Читаем Красные облака. Шапка, закинутая в небо полностью

Мама оставалась со мной допоздна. Когда пробило двенадцать часов, она расцеловала меня, положила мне в рот, по обычаю, кусочек гозинаки[1] и ушла.

Мне не спалось — я бодрствовал чуть ли не всю новогоднюю ночь, В окно ко мне смотрела луна. Я беседовал с нею в душе.

Я сказал ей: «Новогодняя луна 1957 года! Клянусь, через год или два снова мы встретимся с тобой, в этот же час… Я буду тогда совсем другим — и у меня будет чем гордиться, клянусь тебе!»

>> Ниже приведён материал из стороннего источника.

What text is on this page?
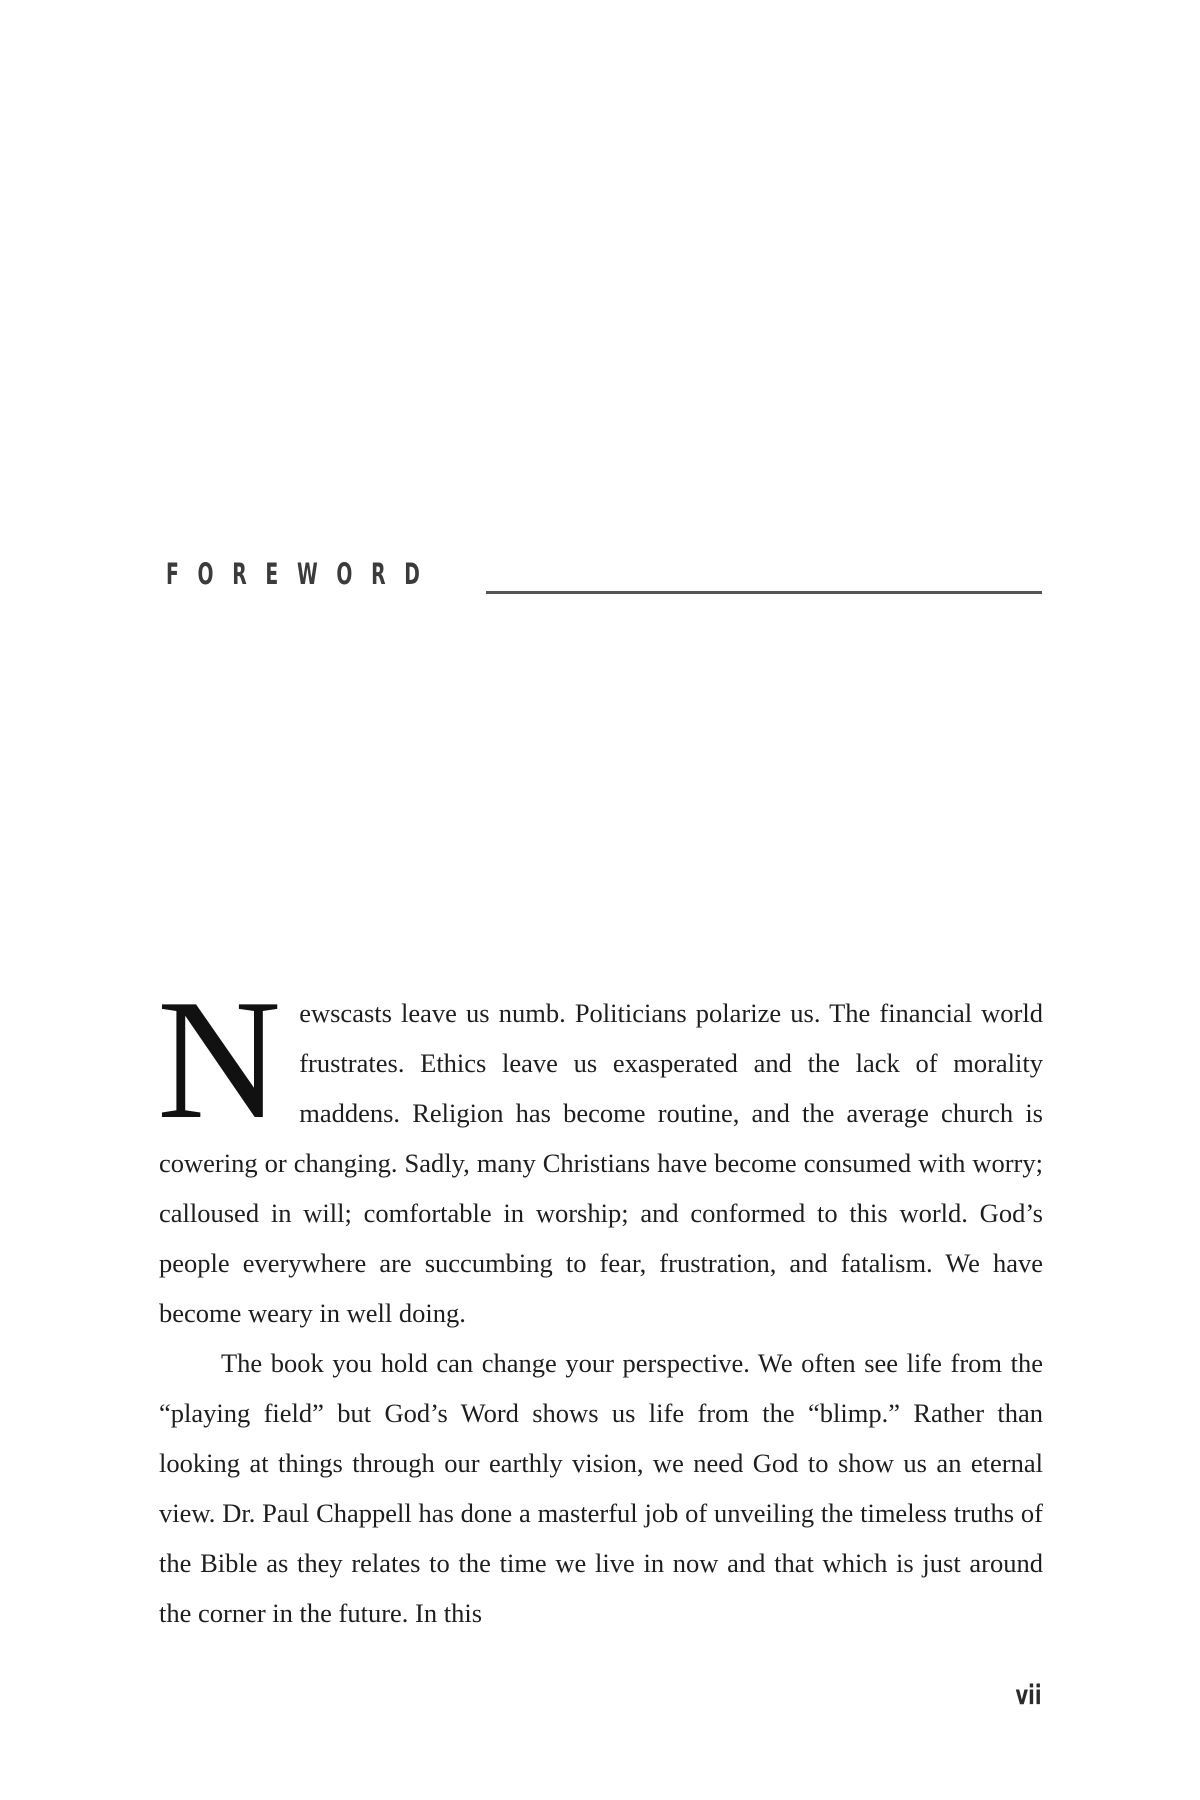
FOREWORD

N ewscasts leave us numb. Politicians polarize us. The financial world frustrates. Ethics leave us exasperated and the lack of morality maddens. Religion has become routine, and the average church is cowering or changing. Sadly, many Christians have become consumed with worry; calloused in will; comfortable in worship; and conformed to this world. God’s people everywhere are succumbing to fear, frustration, and fatalism. We have become weary in well doing.

The book you hold can change your perspective. We often see life from the “playing field” but God’s Word shows us life from the “blimp.” Rather than looking at things through our earthly vision, we need God to show us an eternal view. Dr. Paul Chappell has done a masterful job of unveiling the timeless truths of the Bible as they relates to the time we live in now and that which is just around the corner in the future. In this

vii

Потом я попытался насильно усыпить себя, но из этого ничего не вышло. Я лег на спину и расслабил все мышцы. Но стоило мне задремать, как необычный, странный звук разбудил меня. Я прислушался. Это был тихий металлический звон, и раздавался он совсем близко. В палате все спали. Я никак не мог догадаться, откуда он доносится. Я сел в постели — звон умолк. Я лег — он возобновился. Долго я ломал себе голову в недоумении — и вдруг, случайно положив левую руку себе на грудь, все понял. Мерно, мощно билось у меня под рукой мое сердце, я ощущал как бы удары молота под ключицей, они отдавали в спину, и, к моему удивлению, биение это сообщалось постели. Неплотно привинченный никелированный шарик в спинке кровати воспринимал пульсацию и ритмично позванивал, как бы отсчитывая эти мерные удары.

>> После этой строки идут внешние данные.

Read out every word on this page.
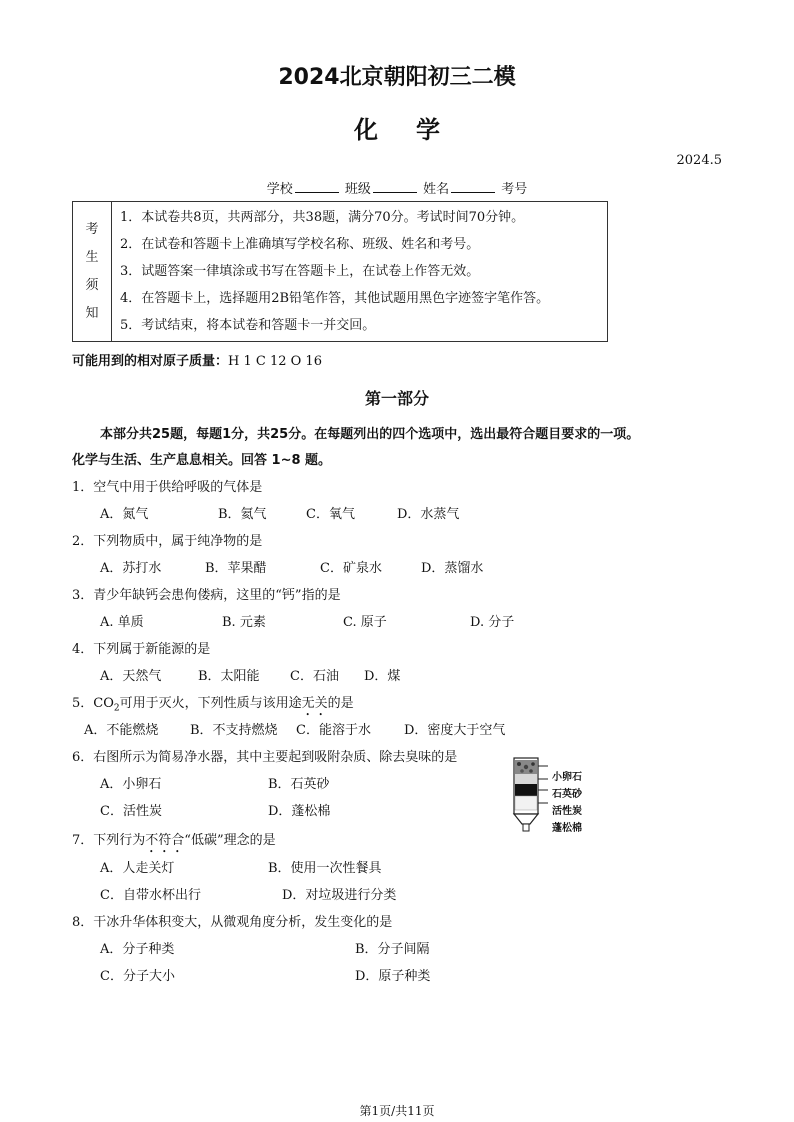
2024北京朝阳初三二模
化学
2024.5
学校	班级	姓名	考号
考
生
须
知

1．本试卷共8页，共两部分，共38题，满分70分。考试时间70分钟。
2．在试卷和答题卡上准确填写学校名称、班级、姓名和考号。
3．试题答案一律填涂或书写在答题卡上，在试卷上作答无效。
4．在答题卡上，选择题用2B铅笔作答，其他试题用黑色字迹签字笔作答。
5．考试结束，将本试卷和答题卡一并交回。
可能用到的相对原子质量：H 1 C 12 O 16
第一部分
本部分共25题，每题1分，共25分。在每题列出的四个选项中，选出最符合题目要求的一项。
化学与生活、生产息息相关。回答 1~8 题。
1．空气中用于供给呼吸的气体是
A．氮气	B．氦气	C．氧气	D．水蒸气
2．下列物质中，属于纯净物的是
A．苏打水	B．苹果醋	C．矿泉水	D．蒸馏水
3．青少年缺钙会患佝偻病，这里的“钙”指的是
A. 单质	B. 元素	C. 原子	D. 分子
4．下列属于新能源的是
A．天然气	B．太阳能 C．石油 D．煤
5．$CO_2$可用于灭火，下列性质与该用途无关的是
A．不能燃烧 B．不支持燃烧 C．能溶于水	D．密度大于空气
6．右图所示为简易净水器，其中主要起到吸附杂质、除去臭味的是
A．小卵石	B．石英砂
C．活性炭	D．蓬松棉
小卵石
石英砂
活性炭
蓬松棉
7．下列行为不符合“低碳”理念的是
A．人走关灯	B．使用一次性餐具
C．自带水杯出行	D．对垃圾进行分类
8．干冰升华体积变大，从微观角度分析，发生变化的是
A．分子种类	B．分子间隔
C．分子大小	D．原子种类
第1页/共11页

От кровати биение моего сердца передавалось, наверное, полу, от пола — больничному зданию, а от здания сообщалось всей земле. И если яблоко притягивает землю с такой же силой, как земля — яблоко, и вычисление этой силы не составляет труда для физиков, то ведь можно сконструировать чувствительный прибор, который позволил бы определить, какое влияние оказывает сердце человека — скажем, хотя бы мое сердце! — на всю землю?

МИЛЛИОННАЯ ВЕСНА

СО ВРЕМЕНИ ВОЗНИКНОВЕНИЯ ЛЮБВИ

Тамила держала в руке цветущую ветку сирени. Она нюхала сирень и, понюхав, подносила ветку к лицу Джабы. Но Джаба отворачивал голову и начинал разглядывать прохожих.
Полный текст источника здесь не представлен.